Blood and Black Lace isn't the first giallo film, but I'm starting this blog with it because it is absolutely a must-see for those who are interested in the world of giallo. This movie is by far the most iconic and influential film of the genre, setting up the format of a series of beautiful women getting murdered in stylish ways, as well as introducing the "look" of the classic giallo killer: a faceless man in a black hat, coat, pants, and gloves. I highly recommend viewing the DVD of Blood and Black Lace because it includes the best, most illuminating commentary track I've ever heard, by Bava scholar Tim Lucas of Video Watchdog. Here are a few highlights:
  • Mario Bava defied convention by shooting this movie in vivid, saturated color. Up until then, color was for comedies and musicals, while dramas and thrillers were always done in black and white.
  • Because of this, Bava was able to color-code the film. Each killing and character is assigned its own color, reflected in lighting, set design, and costumes. Isabella is red; Nicole is blue; Peggy is gold; Greta is green; Tao-Li is white; the final murders are black. These color assignments recur throughout the film. For example, it's Isabella's murder that starts the plot, so flashes of red (her diary, fingernail polish, Max's phone) tie objects and characters back to her murder. Some have speculated that this is an homage to Edgar Allan Poe's story "The Masque of the Red Death," set in an allegorical series of colored rooms.
  • As I mentioned, Blood and Black Lace is highly influential in the world of giallo. Dario Argento's color sense can be traced back here, plots, settings, and characters are often borrowed and, throughout the genre, you'll see mannequins and harps used as props as a tip of the hat to this film. Most notably, though, the movie Death Walks at Midnight borrows Blood and Black Lace's signature murder weapon – a unique spiked iron glove.
  • Near the end of the movie, the camera moves through the dark studio into the office, through a doorway draped in red velvet curtains, like a theater proscenium – literally "opening the curtain" on the film's final scene. Dario Argento would borrow this effect in Four Flies on Gray Velvet, Deep Red, and Opera.
  • So you thought Scream was clever, having two killers in cahoots, giving each other an alibi? Guess what? Blood and Black Lace did it first, back in 1964. That's 14 years before the genre that Scream parodies was even invented.
What the Hell am I Watching?

This is a classy production, but it really pushes the envelope when it comes to the murder scenes, by 1964 standards.  For example, poor Peggy is choked, beat up, dragged up a flight of stairs, and burned alive on a hot stove. Then her body is loaded into the trunk of a car, driven to the country, hauled up more stairs, and hidden behind a screen before the police discover it. Mary Arden spent more time playing a corpse in this movie than she did playing a live person.

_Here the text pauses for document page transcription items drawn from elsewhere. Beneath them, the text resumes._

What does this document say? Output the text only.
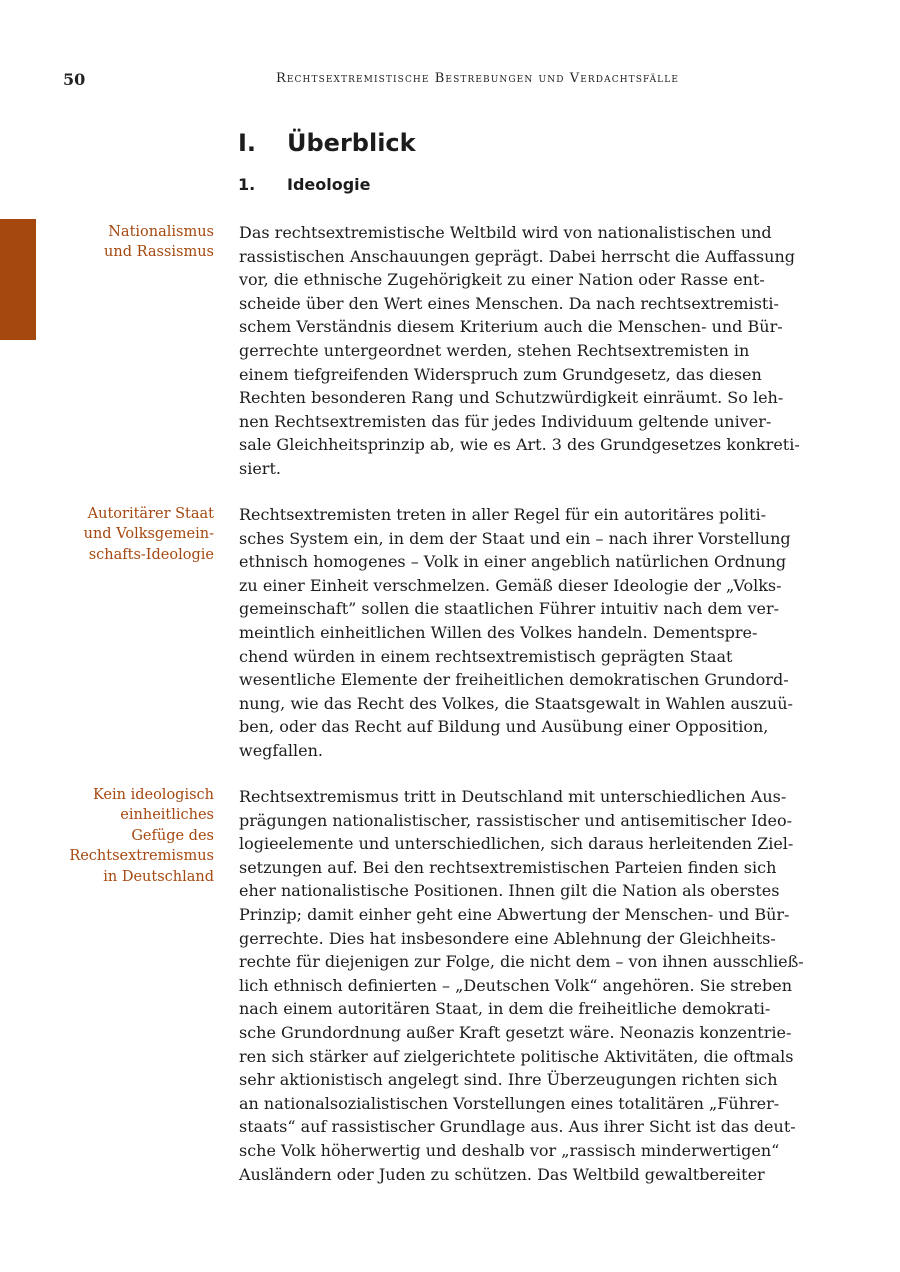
50	Rechtsextremistische Bestrebungen und Verdachtsfälle
I. Überblick
1. Ideologie
Nationalismus
und Rassismus
Das rechtsextremistische Weltbild wird von nationalistischen und
rassistischen Anschauungen geprägt. Dabei herrscht die Auffassung
vor, die ethnische Zugehörigkeit zu einer Nation oder Rasse ent-
scheide über den Wert eines Menschen. Da nach rechtsextremisti-
schem Verständnis diesem Kriterium auch die Menschen- und Bür-
gerrechte untergeordnet werden, stehen Rechtsextremisten in
einem tiefgreifenden Widerspruch zum Grundgesetz, das diesen
Rechten besonderen Rang und Schutzwürdigkeit einräumt. So leh-
nen Rechtsextremisten das für jedes Individuum geltende univer-
sale Gleichheitsprinzip ab, wie es Art. 3 des Grundgesetzes konkreti-
siert.
Autoritärer Staat
und Volksgemein-
schafts-Ideologie
Rechtsextremisten treten in aller Regel für ein autoritäres politi-
sches System ein, in dem der Staat und ein – nach ihrer Vorstellung
ethnisch homogenes – Volk in einer angeblich natürlichen Ordnung
zu einer Einheit verschmelzen. Gemäß dieser Ideologie der „Volks-
gemeinschaft” sollen die staatlichen Führer intuitiv nach dem ver-
meintlich einheitlichen Willen des Volkes handeln. Dementspre-
chend würden in einem rechtsextremistisch geprägten Staat
wesentliche Elemente der freiheitlichen demokratischen Grundord-
nung, wie das Recht des Volkes, die Staatsgewalt in Wahlen auszuü-
ben, oder das Recht auf Bildung und Ausübung einer Opposition,
wegfallen.
Kein ideologisch
einheitliches
Gefüge des
Rechtsextremismus
in Deutschland
Rechtsextremismus tritt in Deutschland mit unterschiedlichen Aus-
prägungen nationalistischer, rassistischer und antisemitischer Ideo-
logieelemente und unterschiedlichen, sich daraus herleitenden Ziel-
setzungen auf. Bei den rechtsextremistischen Parteien finden sich
eher nationalistische Positionen. Ihnen gilt die Nation als oberstes
Prinzip; damit einher geht eine Abwertung der Menschen- und Bür-
gerrechte. Dies hat insbesondere eine Ablehnung der Gleichheits-
rechte für diejenigen zur Folge, die nicht dem – von ihnen ausschließ-
lich ethnisch definierten – „Deutschen Volk“ angehören. Sie streben
nach einem autoritären Staat, in dem die freiheitliche demokrati-
sche Grundordnung außer Kraft gesetzt wäre. Neonazis konzentrie-
ren sich stärker auf zielgerichtete politische Aktivitäten, die oftmals
sehr aktionistisch angelegt sind. Ihre Überzeugungen richten sich
an nationalsozialistischen Vorstellungen eines totalitären „Führer-
staats“ auf rassistischer Grundlage aus. Aus ihrer Sicht ist das deut-
sche Volk höherwertig und deshalb vor „rassisch minderwertigen“
Ausländern oder Juden zu schützen. Das Weltbild gewaltbereiter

Nicole's (Ariana Gorini) murder really raises the bar on artistry, though. Bava expertly and stylishly cranks up the suspense as Nicole makes her way through a dark antique shop, lit only by flashing neon lights. It is both beautiful and frightening. And that's what giallo is all about.

Fashion Moment

This is a movie set in the world of fashion, so clothes and accessories figure in pretty strongly to the story. First, have a look at Fashion Director Christina Como (Eva Bartok). She only wears black since the death of her husband, but this evening look is stunning.


Only Nicole is  brave enough to wear the "cursed" black dress that Isabella was supposed to model.


In that same scene, all eyes are on Nicole's purse, which holds Isabella's diary.


And, of course, we must mention the movie's most memorable accessory: the iconic spiked metal glove.